Autre signe encourageant, la spécialiste du chiisme, jusque-là incarcérée dans l'aile dure de la prison d'Evin, près de Téhéran, contrôlée par les Gardiens de la révolution et réservée aux prisonniers politiques, a été transférée à la fin du mois de décembre dans une aile attribuée aux détenus de droit commun.

Détenus en pleine crise en Iran

Mais les raisons de se réjouir s'arrêtent là. Car Fariba Adelkhah reste poursuivie pour deux autres chefs d'accusation : "propagande contre le système" politique de la République islamique, et "collusion en vue d'attenter à la sûreté nationale". La première accusation est passible de trois mois à un an d'emprisonnement, la seconde, de deux à cinq ans.
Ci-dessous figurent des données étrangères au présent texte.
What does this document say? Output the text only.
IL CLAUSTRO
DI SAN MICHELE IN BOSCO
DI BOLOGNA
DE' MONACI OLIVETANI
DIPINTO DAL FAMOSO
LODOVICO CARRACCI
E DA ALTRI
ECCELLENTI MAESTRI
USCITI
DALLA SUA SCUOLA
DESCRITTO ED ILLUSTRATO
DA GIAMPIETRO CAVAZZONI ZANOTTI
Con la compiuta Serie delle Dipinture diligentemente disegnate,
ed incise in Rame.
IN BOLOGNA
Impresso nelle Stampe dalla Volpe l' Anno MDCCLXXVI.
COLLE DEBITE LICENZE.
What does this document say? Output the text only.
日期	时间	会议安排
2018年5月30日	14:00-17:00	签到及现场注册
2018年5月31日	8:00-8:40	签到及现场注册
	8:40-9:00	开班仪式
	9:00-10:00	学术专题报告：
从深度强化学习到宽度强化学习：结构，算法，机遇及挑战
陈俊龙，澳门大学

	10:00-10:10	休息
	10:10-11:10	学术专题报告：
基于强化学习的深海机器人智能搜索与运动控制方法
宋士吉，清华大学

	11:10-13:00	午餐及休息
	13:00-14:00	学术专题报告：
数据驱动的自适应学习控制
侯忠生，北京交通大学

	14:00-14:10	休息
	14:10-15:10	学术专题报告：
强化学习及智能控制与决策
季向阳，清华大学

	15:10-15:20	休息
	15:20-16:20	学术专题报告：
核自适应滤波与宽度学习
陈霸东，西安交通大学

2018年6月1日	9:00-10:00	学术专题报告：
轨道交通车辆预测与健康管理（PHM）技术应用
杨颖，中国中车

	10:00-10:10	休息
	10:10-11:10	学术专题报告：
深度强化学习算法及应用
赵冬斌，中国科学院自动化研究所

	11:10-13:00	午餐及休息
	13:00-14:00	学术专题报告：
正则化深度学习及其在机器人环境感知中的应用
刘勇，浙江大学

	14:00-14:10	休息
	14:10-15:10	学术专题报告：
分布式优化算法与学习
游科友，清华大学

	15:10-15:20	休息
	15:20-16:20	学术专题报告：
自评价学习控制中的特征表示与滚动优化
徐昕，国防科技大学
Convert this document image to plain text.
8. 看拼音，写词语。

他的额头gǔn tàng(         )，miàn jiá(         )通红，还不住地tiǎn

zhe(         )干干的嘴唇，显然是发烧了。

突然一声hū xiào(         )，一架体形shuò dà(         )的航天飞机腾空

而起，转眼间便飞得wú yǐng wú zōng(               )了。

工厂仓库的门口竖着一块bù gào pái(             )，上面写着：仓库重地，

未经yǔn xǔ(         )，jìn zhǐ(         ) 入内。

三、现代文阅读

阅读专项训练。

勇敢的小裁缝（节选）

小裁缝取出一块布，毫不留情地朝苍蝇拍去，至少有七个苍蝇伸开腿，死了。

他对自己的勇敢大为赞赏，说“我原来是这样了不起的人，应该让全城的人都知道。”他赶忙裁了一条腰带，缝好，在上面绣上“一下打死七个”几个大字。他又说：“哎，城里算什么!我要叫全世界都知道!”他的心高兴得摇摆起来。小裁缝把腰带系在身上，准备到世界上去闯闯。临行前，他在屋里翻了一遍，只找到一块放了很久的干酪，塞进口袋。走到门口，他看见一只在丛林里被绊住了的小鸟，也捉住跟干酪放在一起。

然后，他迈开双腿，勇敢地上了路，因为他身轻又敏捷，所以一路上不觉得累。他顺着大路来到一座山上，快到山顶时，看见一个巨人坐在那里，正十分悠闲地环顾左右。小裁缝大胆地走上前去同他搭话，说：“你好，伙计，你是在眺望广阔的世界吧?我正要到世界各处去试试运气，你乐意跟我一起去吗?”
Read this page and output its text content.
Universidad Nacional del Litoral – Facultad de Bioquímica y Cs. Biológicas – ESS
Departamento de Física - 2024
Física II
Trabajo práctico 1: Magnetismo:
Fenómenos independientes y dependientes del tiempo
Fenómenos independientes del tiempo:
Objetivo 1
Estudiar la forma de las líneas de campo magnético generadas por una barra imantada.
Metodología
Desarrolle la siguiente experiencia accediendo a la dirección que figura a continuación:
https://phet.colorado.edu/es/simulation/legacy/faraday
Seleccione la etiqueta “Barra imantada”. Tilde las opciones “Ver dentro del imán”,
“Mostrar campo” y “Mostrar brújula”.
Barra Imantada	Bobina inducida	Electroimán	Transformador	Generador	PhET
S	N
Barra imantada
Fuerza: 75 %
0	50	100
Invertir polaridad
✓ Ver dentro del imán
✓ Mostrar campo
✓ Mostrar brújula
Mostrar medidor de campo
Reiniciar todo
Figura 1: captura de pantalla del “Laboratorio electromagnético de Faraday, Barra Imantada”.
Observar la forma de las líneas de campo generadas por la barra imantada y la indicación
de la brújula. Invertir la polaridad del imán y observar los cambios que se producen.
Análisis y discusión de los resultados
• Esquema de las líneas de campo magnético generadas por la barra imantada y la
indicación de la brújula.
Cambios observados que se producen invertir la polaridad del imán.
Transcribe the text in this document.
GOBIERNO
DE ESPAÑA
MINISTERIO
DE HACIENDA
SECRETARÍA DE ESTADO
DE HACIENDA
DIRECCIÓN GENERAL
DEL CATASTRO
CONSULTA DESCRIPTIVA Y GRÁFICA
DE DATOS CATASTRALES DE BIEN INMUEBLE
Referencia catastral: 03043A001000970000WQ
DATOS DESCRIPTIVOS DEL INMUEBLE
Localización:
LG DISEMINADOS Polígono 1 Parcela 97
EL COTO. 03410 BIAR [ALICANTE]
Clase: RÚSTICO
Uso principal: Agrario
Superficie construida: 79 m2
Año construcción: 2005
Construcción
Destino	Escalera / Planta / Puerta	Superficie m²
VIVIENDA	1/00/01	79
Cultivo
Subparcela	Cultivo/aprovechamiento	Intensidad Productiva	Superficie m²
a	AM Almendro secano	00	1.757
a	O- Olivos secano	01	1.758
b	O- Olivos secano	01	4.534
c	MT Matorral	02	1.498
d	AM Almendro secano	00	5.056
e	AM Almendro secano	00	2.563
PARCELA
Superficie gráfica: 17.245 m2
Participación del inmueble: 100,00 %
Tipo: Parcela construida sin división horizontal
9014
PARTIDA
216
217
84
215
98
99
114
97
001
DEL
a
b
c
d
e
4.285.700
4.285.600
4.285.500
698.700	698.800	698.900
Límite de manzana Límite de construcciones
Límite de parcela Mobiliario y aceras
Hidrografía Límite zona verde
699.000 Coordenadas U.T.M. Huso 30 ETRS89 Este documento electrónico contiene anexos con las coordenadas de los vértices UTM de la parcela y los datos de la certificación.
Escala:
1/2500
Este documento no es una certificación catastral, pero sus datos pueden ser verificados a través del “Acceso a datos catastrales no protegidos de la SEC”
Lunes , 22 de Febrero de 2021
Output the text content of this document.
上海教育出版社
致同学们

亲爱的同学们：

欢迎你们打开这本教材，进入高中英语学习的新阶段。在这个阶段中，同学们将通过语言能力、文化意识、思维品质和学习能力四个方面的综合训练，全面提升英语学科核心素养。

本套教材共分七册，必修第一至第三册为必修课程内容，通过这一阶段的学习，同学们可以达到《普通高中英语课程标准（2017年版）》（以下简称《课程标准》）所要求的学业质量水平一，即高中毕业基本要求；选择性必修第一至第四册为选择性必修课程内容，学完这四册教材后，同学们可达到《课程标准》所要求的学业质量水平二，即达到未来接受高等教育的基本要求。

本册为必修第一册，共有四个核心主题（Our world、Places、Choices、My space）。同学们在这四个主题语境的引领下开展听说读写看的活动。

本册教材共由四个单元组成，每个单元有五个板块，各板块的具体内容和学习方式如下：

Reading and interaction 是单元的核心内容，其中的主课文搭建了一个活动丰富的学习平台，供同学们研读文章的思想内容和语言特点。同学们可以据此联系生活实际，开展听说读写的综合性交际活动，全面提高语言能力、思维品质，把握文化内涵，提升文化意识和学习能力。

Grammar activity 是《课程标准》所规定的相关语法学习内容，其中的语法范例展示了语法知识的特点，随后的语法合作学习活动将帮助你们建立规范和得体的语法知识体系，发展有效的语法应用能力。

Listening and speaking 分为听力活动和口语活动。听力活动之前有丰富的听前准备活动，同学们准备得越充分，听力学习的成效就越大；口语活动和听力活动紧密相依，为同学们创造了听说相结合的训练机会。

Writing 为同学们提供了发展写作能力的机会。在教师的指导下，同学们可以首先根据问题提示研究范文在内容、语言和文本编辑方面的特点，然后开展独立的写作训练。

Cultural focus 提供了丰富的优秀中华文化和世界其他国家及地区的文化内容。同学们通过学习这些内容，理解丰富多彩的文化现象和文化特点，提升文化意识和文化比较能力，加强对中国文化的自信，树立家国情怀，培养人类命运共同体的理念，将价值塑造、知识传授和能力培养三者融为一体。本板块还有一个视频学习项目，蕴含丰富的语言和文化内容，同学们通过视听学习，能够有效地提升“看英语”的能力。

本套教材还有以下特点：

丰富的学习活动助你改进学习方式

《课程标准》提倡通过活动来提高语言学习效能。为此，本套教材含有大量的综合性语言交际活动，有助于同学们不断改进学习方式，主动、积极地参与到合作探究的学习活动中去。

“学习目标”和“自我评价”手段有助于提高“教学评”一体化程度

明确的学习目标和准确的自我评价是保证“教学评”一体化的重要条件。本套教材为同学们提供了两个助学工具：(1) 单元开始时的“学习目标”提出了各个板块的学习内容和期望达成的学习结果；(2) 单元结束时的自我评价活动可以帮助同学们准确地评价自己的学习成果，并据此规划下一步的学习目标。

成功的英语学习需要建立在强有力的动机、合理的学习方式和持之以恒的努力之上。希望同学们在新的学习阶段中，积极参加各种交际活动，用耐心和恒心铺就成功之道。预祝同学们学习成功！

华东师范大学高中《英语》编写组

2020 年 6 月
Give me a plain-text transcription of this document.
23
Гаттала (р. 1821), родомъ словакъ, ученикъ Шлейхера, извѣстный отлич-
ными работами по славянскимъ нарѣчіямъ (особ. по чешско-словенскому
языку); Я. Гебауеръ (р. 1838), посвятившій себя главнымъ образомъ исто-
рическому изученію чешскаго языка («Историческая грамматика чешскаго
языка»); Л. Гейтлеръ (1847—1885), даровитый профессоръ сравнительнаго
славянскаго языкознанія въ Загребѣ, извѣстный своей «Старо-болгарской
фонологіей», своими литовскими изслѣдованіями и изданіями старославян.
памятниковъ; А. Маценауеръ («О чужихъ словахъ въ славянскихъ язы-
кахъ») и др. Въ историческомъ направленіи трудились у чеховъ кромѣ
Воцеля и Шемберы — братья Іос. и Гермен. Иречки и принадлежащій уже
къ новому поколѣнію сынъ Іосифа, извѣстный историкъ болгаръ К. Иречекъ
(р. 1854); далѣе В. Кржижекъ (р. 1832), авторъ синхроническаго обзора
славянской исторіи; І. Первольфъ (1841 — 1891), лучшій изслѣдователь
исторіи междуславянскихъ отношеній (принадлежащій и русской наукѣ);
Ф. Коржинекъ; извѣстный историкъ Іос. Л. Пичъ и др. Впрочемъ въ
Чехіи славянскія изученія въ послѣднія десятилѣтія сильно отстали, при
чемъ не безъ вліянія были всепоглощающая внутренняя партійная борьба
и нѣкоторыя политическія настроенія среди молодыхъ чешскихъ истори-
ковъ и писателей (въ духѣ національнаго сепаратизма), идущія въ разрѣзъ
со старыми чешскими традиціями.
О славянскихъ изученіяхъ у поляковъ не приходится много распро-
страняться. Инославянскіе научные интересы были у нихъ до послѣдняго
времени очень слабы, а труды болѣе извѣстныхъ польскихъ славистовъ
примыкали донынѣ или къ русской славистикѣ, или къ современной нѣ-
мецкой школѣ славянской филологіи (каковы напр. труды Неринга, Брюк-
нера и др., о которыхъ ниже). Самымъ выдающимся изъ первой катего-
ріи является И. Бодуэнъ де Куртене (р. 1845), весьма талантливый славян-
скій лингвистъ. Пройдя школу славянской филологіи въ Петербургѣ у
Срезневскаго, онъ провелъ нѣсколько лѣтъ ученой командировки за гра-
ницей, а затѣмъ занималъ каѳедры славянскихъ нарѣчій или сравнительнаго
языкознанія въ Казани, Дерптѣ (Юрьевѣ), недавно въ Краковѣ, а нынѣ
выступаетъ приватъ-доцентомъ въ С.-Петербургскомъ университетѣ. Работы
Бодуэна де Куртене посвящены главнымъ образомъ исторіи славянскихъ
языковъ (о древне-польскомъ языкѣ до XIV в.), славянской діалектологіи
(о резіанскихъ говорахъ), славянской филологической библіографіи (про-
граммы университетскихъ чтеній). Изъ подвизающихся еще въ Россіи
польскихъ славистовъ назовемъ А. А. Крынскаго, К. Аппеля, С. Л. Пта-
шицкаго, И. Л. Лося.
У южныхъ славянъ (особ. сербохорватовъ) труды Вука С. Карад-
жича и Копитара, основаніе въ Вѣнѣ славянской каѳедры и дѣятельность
Le sort de Roland Marchal n'est pas beaucoup plus enviable. L'ami de la chercheuse est lui aussi poursuivi pour "collusion en vue d'attenter à la sûreté nationale". Il n'a bénéficié à ce jour d'aucun transfert et croupit toujours, selon ses proches, dans un quartier hautement surveillé de la prison d'Evin. "La joie a été de courte durée, assène Richard Banegas, membre du comité de soutien de Fariba Adelkhah et Roland Marchal. C'est une victoire modeste car une large part d'incertitude pèse sur le sort des deux chercheurs."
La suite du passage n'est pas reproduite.